Everything About Copyright
Copyright - The Right Not To Copy
When you express your ideas through a literary, scientific, musical or artistic work, you are the owner of that work and you are free to decide on its use. Copyright is that legal right given to you for protecting your work by prohibiting the unauthorized use of your work.
Copyright includes literary works such as novels, reference works, poems, newspapers, plays and computer programs and artistic work as well, such as drawings, photographs, paintings, sculpture. Works such as films, choreography, sound recordings, musical compositions, architecture, maps, advertisements, web pages and technical drawings are also protected by copyrights. As a whole, anything someone creates and puts into a tangible form is copyrighted.

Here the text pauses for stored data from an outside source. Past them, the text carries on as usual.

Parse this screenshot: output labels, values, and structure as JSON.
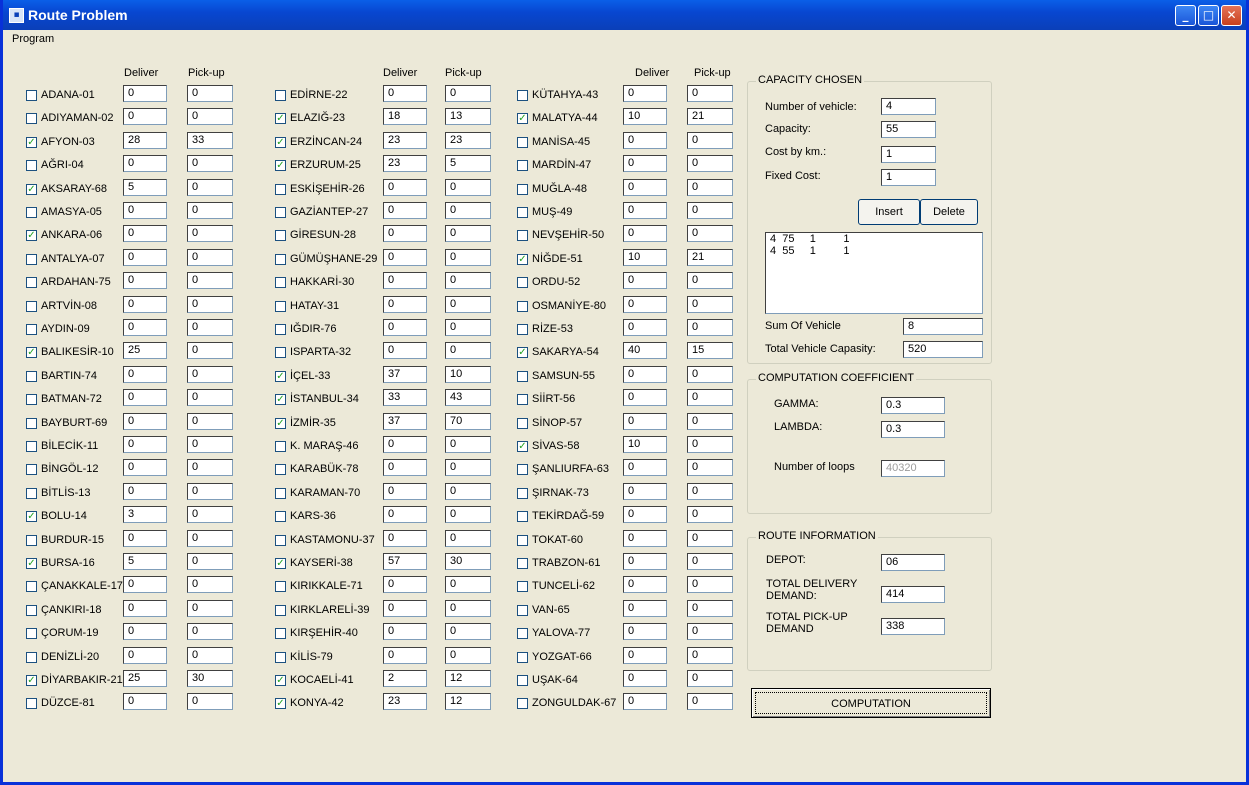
{
  "window": {
    "title": "Route Problem"
  },
  "menu": {
    "program": "Program"
  },
  "headers": {
    "deliver": "Deliver",
    "pickup": "Pick-up"
  },
  "columns": [
    [
      {
        "name": "ADANA-01",
        "checked": false,
        "deliver": "0",
        "pickup": "0"
      },
      {
        "name": "ADIYAMAN-02",
        "checked": false,
        "deliver": "0",
        "pickup": "0"
      },
      {
        "name": "AFYON-03",
        "checked": true,
        "deliver": "28",
        "pickup": "33"
      },
      {
        "name": "AĞRI-04",
        "checked": false,
        "deliver": "0",
        "pickup": "0"
      },
      {
        "name": "AKSARAY-68",
        "checked": true,
        "deliver": "5",
        "pickup": "0"
      },
      {
        "name": "AMASYA-05",
        "checked": false,
        "deliver": "0",
        "pickup": "0"
      },
      {
        "name": "ANKARA-06",
        "checked": true,
        "deliver": "0",
        "pickup": "0"
      },
      {
        "name": "ANTALYA-07",
        "checked": false,
        "deliver": "0",
        "pickup": "0"
      },
      {
        "name": "ARDAHAN-75",
        "checked": false,
        "deliver": "0",
        "pickup": "0"
      },
      {
        "name": "ARTVİN-08",
        "checked": false,
        "deliver": "0",
        "pickup": "0"
      },
      {
        "name": "AYDIN-09",
        "checked": false,
        "deliver": "0",
        "pickup": "0"
      },
      {
        "name": "BALIKESİR-10",
        "checked": true,
        "deliver": "25",
        "pickup": "0"
      },
      {
        "name": "BARTIN-74",
        "checked": false,
        "deliver": "0",
        "pickup": "0"
      },
      {
        "name": "BATMAN-72",
        "checked": false,
        "deliver": "0",
        "pickup": "0"
      },
      {
        "name": "BAYBURT-69",
        "checked": false,
        "deliver": "0",
        "pickup": "0"
      },
      {
        "name": "BİLECİK-11",
        "checked": false,
        "deliver": "0",
        "pickup": "0"
      },
      {
        "name": "BİNGÖL-12",
        "checked": false,
        "deliver": "0",
        "pickup": "0"
      },
      {
        "name": "BİTLİS-13",
        "checked": false,
        "deliver": "0",
        "pickup": "0"
      },
      {
        "name": "BOLU-14",
        "checked": true,
        "deliver": "3",
        "pickup": "0"
      },
      {
        "name": "BURDUR-15",
        "checked": false,
        "deliver": "0",
        "pickup": "0"
      },
      {
        "name": "BURSA-16",
        "checked": true,
        "deliver": "5",
        "pickup": "0"
      },
      {
        "name": "ÇANAKKALE-17",
        "checked": false,
        "deliver": "0",
        "pickup": "0"
      },
      {
        "name": "ÇANKIRI-18",
        "checked": false,
        "deliver": "0",
        "pickup": "0"
      },
      {
        "name": "ÇORUM-19",
        "checked": false,
        "deliver": "0",
        "pickup": "0"
      },
      {
        "name": "DENİZLİ-20",
        "checked": false,
        "deliver": "0",
        "pickup": "0"
      },
      {
        "name": "DİYARBAKIR-21",
        "checked": true,
        "deliver": "25",
        "pickup": "30"
      },
      {
        "name": "DÜZCE-81",
        "checked": false,
        "deliver": "0",
        "pickup": "0"
      }
    ],
    [
      {
        "name": "EDİRNE-22",
        "checked": false,
        "deliver": "0",
        "pickup": "0"
      },
      {
        "name": "ELAZIĞ-23",
        "checked": true,
        "deliver": "18",
        "pickup": "13"
      },
      {
        "name": "ERZİNCAN-24",
        "checked": true,
        "deliver": "23",
        "pickup": "23"
      },
      {
        "name": "ERZURUM-25",
        "checked": true,
        "deliver": "23",
        "pickup": "5"
      },
      {
        "name": "ESKİŞEHİR-26",
        "checked": false,
        "deliver": "0",
        "pickup": "0"
      },
      {
        "name": "GAZİANTEP-27",
        "checked": false,
        "deliver": "0",
        "pickup": "0"
      },
      {
        "name": "GİRESUN-28",
        "checked": false,
        "deliver": "0",
        "pickup": "0"
      },
      {
        "name": "GÜMÜŞHANE-29",
        "checked": false,
        "deliver": "0",
        "pickup": "0"
      },
      {
        "name": "HAKKARİ-30",
        "checked": false,
        "deliver": "0",
        "pickup": "0"
      },
      {
        "name": "HATAY-31",
        "checked": false,
        "deliver": "0",
        "pickup": "0"
      },
      {
        "name": "IĞDIR-76",
        "checked": false,
        "deliver": "0",
        "pickup": "0"
      },
      {
        "name": "ISPARTA-32",
        "checked": false,
        "deliver": "0",
        "pickup": "0"
      },
      {
        "name": "İÇEL-33",
        "checked": true,
        "deliver": "37",
        "pickup": "10"
      },
      {
        "name": "İSTANBUL-34",
        "checked": true,
        "deliver": "33",
        "pickup": "43"
      },
      {
        "name": "İZMİR-35",
        "checked": true,
        "deliver": "37",
        "pickup": "70"
      },
      {
        "name": "K. MARAŞ-46",
        "checked": false,
        "deliver": "0",
        "pickup": "0"
      },
      {
        "name": "KARABÜK-78",
        "checked": false,
        "deliver": "0",
        "pickup": "0"
      },
      {
        "name": "KARAMAN-70",
        "checked": false,
        "deliver": "0",
        "pickup": "0"
      },
      {
        "name": "KARS-36",
        "checked": false,
        "deliver": "0",
        "pickup": "0"
      },
      {
        "name": "KASTAMONU-37",
        "checked": false,
        "deliver": "0",
        "pickup": "0"
      },
      {
        "name": "KAYSERİ-38",
        "checked": true,
        "deliver": "57",
        "pickup": "30"
      },
      {
        "name": "KIRIKKALE-71",
        "checked": false,
        "deliver": "0",
        "pickup": "0"
      },
      {
        "name": "KIRKLARELİ-39",
        "checked": false,
        "deliver": "0",
        "pickup": "0"
      },
      {
        "name": "KIRŞEHİR-40",
        "checked": false,
        "deliver": "0",
        "pickup": "0"
      },
      {
        "name": "KİLİS-79",
        "checked": false,
        "deliver": "0",
        "pickup": "0"
      },
      {
        "name": "KOCAELİ-41",
        "checked": true,
        "deliver": "2",
        "pickup": "12"
      },
      {
        "name": "KONYA-42",
        "checked": true,
        "deliver": "23",
        "pickup": "12"
      }
    ],
    [
      {
        "name": "KÜTAHYA-43",
        "checked": false,
        "deliver": "0",
        "pickup": "0"
      },
      {
        "name": "MALATYA-44",
        "checked": true,
        "deliver": "10",
        "pickup": "21"
      },
      {
        "name": "MANİSA-45",
        "checked": false,
        "deliver": "0",
        "pickup": "0"
      },
      {
        "name": "MARDİN-47",
        "checked": false,
        "deliver": "0",
        "pickup": "0"
      },
      {
        "name": "MUĞLA-48",
        "checked": false,
        "deliver": "0",
        "pickup": "0"
      },
      {
        "name": "MUŞ-49",
        "checked": false,
        "deliver": "0",
        "pickup": "0"
      },
      {
        "name": "NEVŞEHİR-50",
        "checked": false,
        "deliver": "0",
        "pickup": "0"
      },
      {
        "name": "NİĞDE-51",
        "checked": true,
        "deliver": "10",
        "pickup": "21"
      },
      {
        "name": "ORDU-52",
        "checked": false,
        "deliver": "0",
        "pickup": "0"
      },
      {
        "name": "OSMANİYE-80",
        "checked": false,
        "deliver": "0",
        "pickup": "0"
      },
      {
        "name": "RİZE-53",
        "checked": false,
        "deliver": "0",
        "pickup": "0"
      },
      {
        "name": "SAKARYA-54",
        "checked": true,
        "deliver": "40",
        "pickup": "15"
      },
      {
        "name": "SAMSUN-55",
        "checked": false,
        "deliver": "0",
        "pickup": "0"
      },
      {
        "name": "SİİRT-56",
        "checked": false,
        "deliver": "0",
        "pickup": "0"
      },
      {
        "name": "SİNOP-57",
        "checked": false,
        "deliver": "0",
        "pickup": "0"
      },
      {
        "name": "SİVAS-58",
        "checked": true,
        "deliver": "10",
        "pickup": "0"
      },
      {
        "name": "ŞANLIURFA-63",
        "checked": false,
        "deliver": "0",
        "pickup": "0"
      },
      {
        "name": "ŞIRNAK-73",
        "checked": false,
        "deliver": "0",
        "pickup": "0"
      },
      {
        "name": "TEKİRDAĞ-59",
        "checked": false,
        "deliver": "0",
        "pickup": "0"
      },
      {
        "name": "TOKAT-60",
        "checked": false,
        "deliver": "0",
        "pickup": "0"
      },
      {
        "name": "TRABZON-61",
        "checked": false,
        "deliver": "0",
        "pickup": "0"
      },
      {
        "name": "TUNCELİ-62",
        "checked": false,
        "deliver": "0",
        "pickup": "0"
      },
      {
        "name": "VAN-65",
        "checked": false,
        "deliver": "0",
        "pickup": "0"
      },
      {
        "name": "YALOVA-77",
        "checked": false,
        "deliver": "0",
        "pickup": "0"
      },
      {
        "name": "YOZGAT-66",
        "checked": false,
        "deliver": "0",
        "pickup": "0"
      },
      {
        "name": "UŞAK-64",
        "checked": false,
        "deliver": "0",
        "pickup": "0"
      },
      {
        "name": "ZONGULDAK-67",
        "checked": false,
        "deliver": "0",
        "pickup": "0"
      }
    ]
  ],
  "capacity": {
    "legend": "CAPACITY CHOSEN",
    "num_vehicle_label": "Number of vehicle:",
    "num_vehicle": "4",
    "capacity_label": "Capacity:",
    "capacity": "55",
    "cost_label": "Cost by km.:",
    "cost": "1",
    "fixed_label": "Fixed Cost:",
    "fixed": "1",
    "insert": "Insert",
    "delete": "Delete",
    "list": [
      "4  75     1         1",
      "4  55     1         1"
    ],
    "sum_label": "Sum Of Vehicle",
    "sum": "8",
    "total_label": "Total Vehicle Capasity:",
    "total": "520"
  },
  "coef": {
    "legend": "COMPUTATION COEFFICIENT",
    "gamma_label": "GAMMA:",
    "gamma": "0.3",
    "lambda_label": "LAMBDA:",
    "lambda": "0.3",
    "loops_label": "Number of loops",
    "loops": "40320"
  },
  "route": {
    "legend": "ROUTE INFORMATION",
    "depot_label": "DEPOT:",
    "depot": "06",
    "delivery_label_1": "TOTAL DELIVERY",
    "delivery_label_2": "DEMAND:",
    "delivery": "414",
    "pickup_label_1": "TOTAL PICK-UP",
    "pickup_label_2": "DEMAND",
    "pickup": "338"
  },
  "computation": "COMPUTATION"
}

Copyright comprises of two main rights - the economic rights and the moral rights. The economic rights provide the owner the rights to replicate, broadcast, distribute, translate, publicly perform, recite or display his work, whereas the moral rights comprise of the right to object to any modification, distortion or mutilation of his work.
Exercising these rights means that the author or the owner can use the work himself or can give consent to someone else to use the work or can forbid someone else from using the work. Copyright protected works cannot be used without the endorsement of the owner. The term of protection is the creator's lifetime and a minimum of fifty years after his death.

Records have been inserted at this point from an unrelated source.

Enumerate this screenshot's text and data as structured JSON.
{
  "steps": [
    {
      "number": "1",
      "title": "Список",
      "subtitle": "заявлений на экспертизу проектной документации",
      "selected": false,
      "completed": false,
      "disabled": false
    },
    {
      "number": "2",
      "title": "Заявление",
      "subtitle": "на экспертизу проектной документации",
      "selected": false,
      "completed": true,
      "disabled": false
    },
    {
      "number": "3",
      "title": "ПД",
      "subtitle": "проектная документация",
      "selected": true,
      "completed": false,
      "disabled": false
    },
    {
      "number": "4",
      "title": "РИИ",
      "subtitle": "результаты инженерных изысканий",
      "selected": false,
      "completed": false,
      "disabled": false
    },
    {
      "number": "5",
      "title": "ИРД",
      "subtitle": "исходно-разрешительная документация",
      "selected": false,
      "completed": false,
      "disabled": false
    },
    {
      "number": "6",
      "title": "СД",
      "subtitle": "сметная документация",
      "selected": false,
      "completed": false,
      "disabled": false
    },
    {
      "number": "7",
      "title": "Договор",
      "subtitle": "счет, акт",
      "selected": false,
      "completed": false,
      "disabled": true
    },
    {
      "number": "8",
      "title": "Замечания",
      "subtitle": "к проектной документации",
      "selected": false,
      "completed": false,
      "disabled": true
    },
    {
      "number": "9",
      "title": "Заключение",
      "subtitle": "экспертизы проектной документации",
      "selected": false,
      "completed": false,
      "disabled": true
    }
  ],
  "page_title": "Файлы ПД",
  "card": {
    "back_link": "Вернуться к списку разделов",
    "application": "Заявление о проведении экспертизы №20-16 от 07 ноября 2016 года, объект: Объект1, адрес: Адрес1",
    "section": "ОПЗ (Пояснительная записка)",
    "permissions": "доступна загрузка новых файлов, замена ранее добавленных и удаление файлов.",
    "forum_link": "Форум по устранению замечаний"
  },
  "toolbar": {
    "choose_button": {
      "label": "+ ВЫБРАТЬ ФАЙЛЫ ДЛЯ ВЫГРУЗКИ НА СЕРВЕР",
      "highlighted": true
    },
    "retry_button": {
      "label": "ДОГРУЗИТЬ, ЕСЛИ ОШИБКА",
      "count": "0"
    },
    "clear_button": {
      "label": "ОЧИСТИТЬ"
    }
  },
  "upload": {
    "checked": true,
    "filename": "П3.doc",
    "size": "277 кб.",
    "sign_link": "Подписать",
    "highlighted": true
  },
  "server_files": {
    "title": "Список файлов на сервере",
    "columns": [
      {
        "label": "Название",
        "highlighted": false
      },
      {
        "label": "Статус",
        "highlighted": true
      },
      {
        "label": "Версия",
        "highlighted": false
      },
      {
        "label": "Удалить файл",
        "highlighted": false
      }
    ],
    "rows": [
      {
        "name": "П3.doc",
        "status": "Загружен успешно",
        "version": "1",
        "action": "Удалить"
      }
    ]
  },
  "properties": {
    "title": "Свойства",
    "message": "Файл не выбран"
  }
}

However, there are certain materials which cannot be copyrighted or do not fall under copyright law. For example mere ideas and choreographic works; performances or speeches that have not been written or recorded cannot be copyrighted. Works consisting information that is common property and comprising no original authorship such as calendars, tables or lists taken from public documents or other common sources are also not regarded as copyright materials.
The Copyright Act gives the owner the right to transfer ownership by sale by rental or by lending. It is illegal to defy any of the rights provided by the copyright law. Only the author or those authorized by the author can lawfully assert copyright. Copyright is subjected to various state regulations and laws that govern the ownership, legacy, or transfer of copyright materials as well as terms of contracts or conduct of business.
Once an idea has been given a tangible form, it is immediately copyrighted. It is not necessary to place a copyright notice on a work but if placed it does serve as a warning.
The law authorizes copyright owner to replicate the work, to perform the work in public or to translate the work. In case of a computer program, copyright owner can sell or give on rent the copy of the computer program.
Copyright is violated when a person who does not have the authority does something which only the owner of the copyright has the right to do. When a person uses a copyrighted work to the public without the permission of the owner, then it is also a violation of the copyright. The punishment for this violation according to the Copyright Act includes imprisonment for six months to three years, and a fine of fifty thousand to two lacs. If the violation has not been made for any kind of profit in a trade or business, then the person will be imprisoned for less than six months or will be imposed a fine less than fifty thousand.
Copyright is intended to promote learning and the progress of science and arts by protecting a creator's form of expression. This way authors and other creators of arts are encouraged if they know their works are protected from unauthorized copying. It thus provides a balance between providing motivation to authors of original works and ensuring a free flow of information.